Ritterliche Tafelrunden


Erinnern sie sich noch? Als die Übermutti der Nation auf einer berühmt gewordenen Pressekonferenz am 31.08.2015 in Berlin dem Zustrom illegaler Einwanderung aus Nahost so beiläufig wie banal Tür und Tor öffnete (´Wir schaffen das´), befand sich die Mehrzahl der Bundesbürger noch in der urlaubsmilden Wellness-Schleife, im Sommerloch - im Modus ungetrübter Feierabendlaune.

Ritterliche Tafelrunden

VON Shantu Trdic

 

Der Rest ist bekannt: Bis zum Jahresende schwoll die Zahl derer, die der ´Einladung´ eilfertig nachkamen, nahezu explosionsartig auf annähernd eine Million an, doch kein einziger ´Flüchtling´ ist von unseren Sicherheitsbehörden seinerzeit überprüft worden (die damit im Zweifel ohnehin völlig überfordert gewesen wären). Das unrechtmäßige Durchwinken dubioser Menschenmassen wurde anfangs noch mit viel Verständnis begleitet. Vor allem in betuchten Kreisen zeigte man sich bemüht, den Akt der Nächstenliebe mit missionarischem Eifer zu propagieren und entsprechende juristische Bedenken im Brustton der Empörung vom Tisch zu fegen. Alles hatte ganz schnell und unbürokratisch zu geschehen, die Feststellung von Identitäten verzögerte nur unnötig den warmherzigen Empfang, sie irritierte und grenzte aus. Das konnte man denen, die kamen, unmöglich antun, die mussten vielmehr so selbstverständlich wie selbstredend versorgt werden, sofort und ohne lästige Personalauskünfte. Mit derlei kleinmiefigem Behördenklamauk belästigte man doch nicht solche, deren Herzen man zu gewinnen trachtete, aber die ´Nazi-Ungarn´ erlaubten sich dennoch so unverschämt wie unverdrossen die umständliche Überprüfung/Registrierung. Schande über euch! Großdeutschland, in moralischen Fragen allen übrigen Nationen der Euro-Zone auf immer und schlimmer überlegen, erhob mehrfach den Zeigefinger, seine ´Eliten´ mahnten und maulten, unglaublich überzeugt von sich und ihrer sittlichen Alleinseligstellung.

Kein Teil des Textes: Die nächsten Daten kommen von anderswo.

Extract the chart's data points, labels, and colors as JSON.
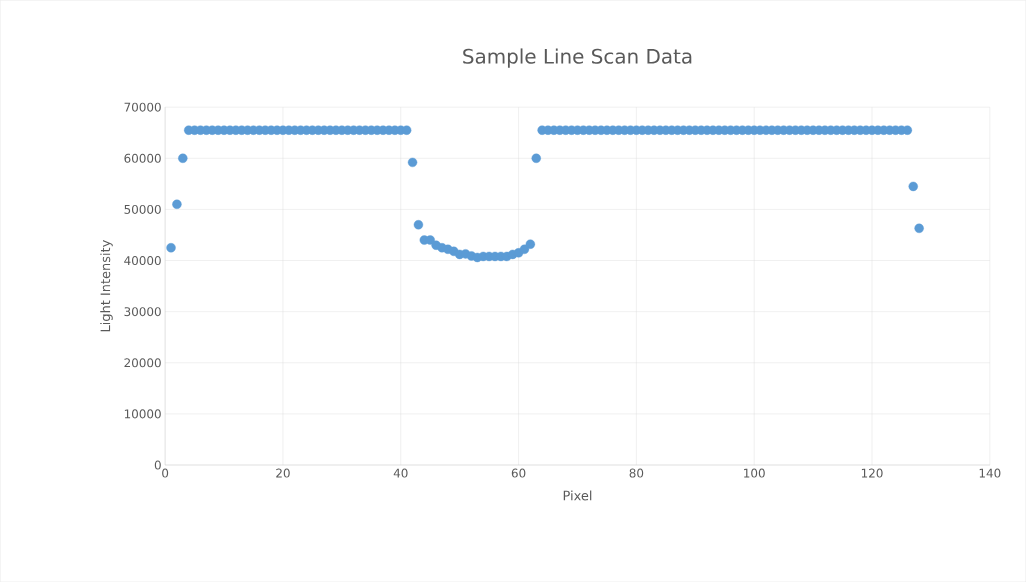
{
  "chart_data": {
    "type": "scatter",
    "title": "Sample Line Scan Data",
    "xlabel": "Pixel",
    "ylabel": "Light Intensity",
    "x": [
      1,
      2,
      3,
      4,
      5,
      6,
      7,
      8,
      9,
      10,
      11,
      12,
      13,
      14,
      15,
      16,
      17,
      18,
      19,
      20,
      21,
      22,
      23,
      24,
      25,
      26,
      27,
      28,
      29,
      30,
      31,
      32,
      33,
      34,
      35,
      36,
      37,
      38,
      39,
      40,
      41,
      42,
      43,
      44,
      45,
      46,
      47,
      48,
      49,
      50,
      51,
      52,
      53,
      54,
      55,
      56,
      57,
      58,
      59,
      60,
      61,
      62,
      63,
      64,
      65,
      66,
      67,
      68,
      69,
      70,
      71,
      72,
      73,
      74,
      75,
      76,
      77,
      78,
      79,
      80,
      81,
      82,
      83,
      84,
      85,
      86,
      87,
      88,
      89,
      90,
      91,
      92,
      93,
      94,
      95,
      96,
      97,
      98,
      99,
      100,
      101,
      102,
      103,
      104,
      105,
      106,
      107,
      108,
      109,
      110,
      111,
      112,
      113,
      114,
      115,
      116,
      117,
      118,
      119,
      120,
      121,
      122,
      123,
      124,
      125,
      126,
      127,
      128
    ],
    "values": [
      42500,
      51000,
      60000,
      65500,
      65500,
      65500,
      65500,
      65500,
      65500,
      65500,
      65500,
      65500,
      65500,
      65500,
      65500,
      65500,
      65500,
      65500,
      65500,
      65500,
      65500,
      65500,
      65500,
      65500,
      65500,
      65500,
      65500,
      65500,
      65500,
      65500,
      65500,
      65500,
      65500,
      65500,
      65500,
      65500,
      65500,
      65500,
      65500,
      65500,
      65500,
      59200,
      47000,
      44000,
      44000,
      43000,
      42500,
      42200,
      41800,
      41200,
      41300,
      40900,
      40600,
      40800,
      40800,
      40800,
      40800,
      40800,
      41200,
      41500,
      42200,
      43200,
      60000,
      65500,
      65500,
      65500,
      65500,
      65500,
      65500,
      65500,
      65500,
      65500,
      65500,
      65500,
      65500,
      65500,
      65500,
      65500,
      65500,
      65500,
      65500,
      65500,
      65500,
      65500,
      65500,
      65500,
      65500,
      65500,
      65500,
      65500,
      65500,
      65500,
      65500,
      65500,
      65500,
      65500,
      65500,
      65500,
      65500,
      65500,
      65500,
      65500,
      65500,
      65500,
      65500,
      65500,
      65500,
      65500,
      65500,
      65500,
      65500,
      65500,
      65500,
      65500,
      65500,
      65500,
      65500,
      65500,
      65500,
      65500,
      65500,
      65500,
      65500,
      65500,
      65500,
      65500,
      54500,
      46300
    ],
    "color": "#5b9bd5",
    "marker": "circle",
    "grid": true,
    "xlim": [
      0,
      140
    ],
    "xticks": [
      0,
      20,
      40,
      60,
      80,
      100,
      120,
      140
    ],
    "ylim": [
      0,
      70000
    ],
    "yticks": [
      0,
      10000,
      20000,
      30000,
      40000,
      50000,
      60000,
      70000
    ]
  }
}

Anfangs ging es noch gar nicht um eine gerechte Verteilung von ´Flüchtlingen´, die sich selbst auch gar nicht verteilen lassen wollten. Man rechnete mit allem, nur nicht mit so vielen Menschen. Folglich hielt sich Deutschland für unschlagbar. Damals also hieß es in ermüdender Folge: Ein so reiches Land muss dem Bruchteil derer, die als Bedürftige zu ´uns´ kommen und Hilfe benötigen, auch auf Anhieb helfen können. Wieder und wieder ertönte das Mantra in Merkels Sinne: Uns geht´s doch prächtig – helft gefälligst! Das blieb lange der Tenor, da war man sich noch über Standesgrenzen und Einkommensgruppen hinweg einig. Auch wenn es aus heutiger Sicht schwer fällt, das überhaupt zu begreifen – solches war zunächst die allgemeine Stimmungslage: klassenübergreifender Konsens, den man dann rasch den Rechtspopulisten des östlichen Europa im Handstreich aufzwingen wollte, weil man langsam dahinter kam, das die Mutti der Nation(en) offenbar ein Fass ohne Boden aufgetan hatte.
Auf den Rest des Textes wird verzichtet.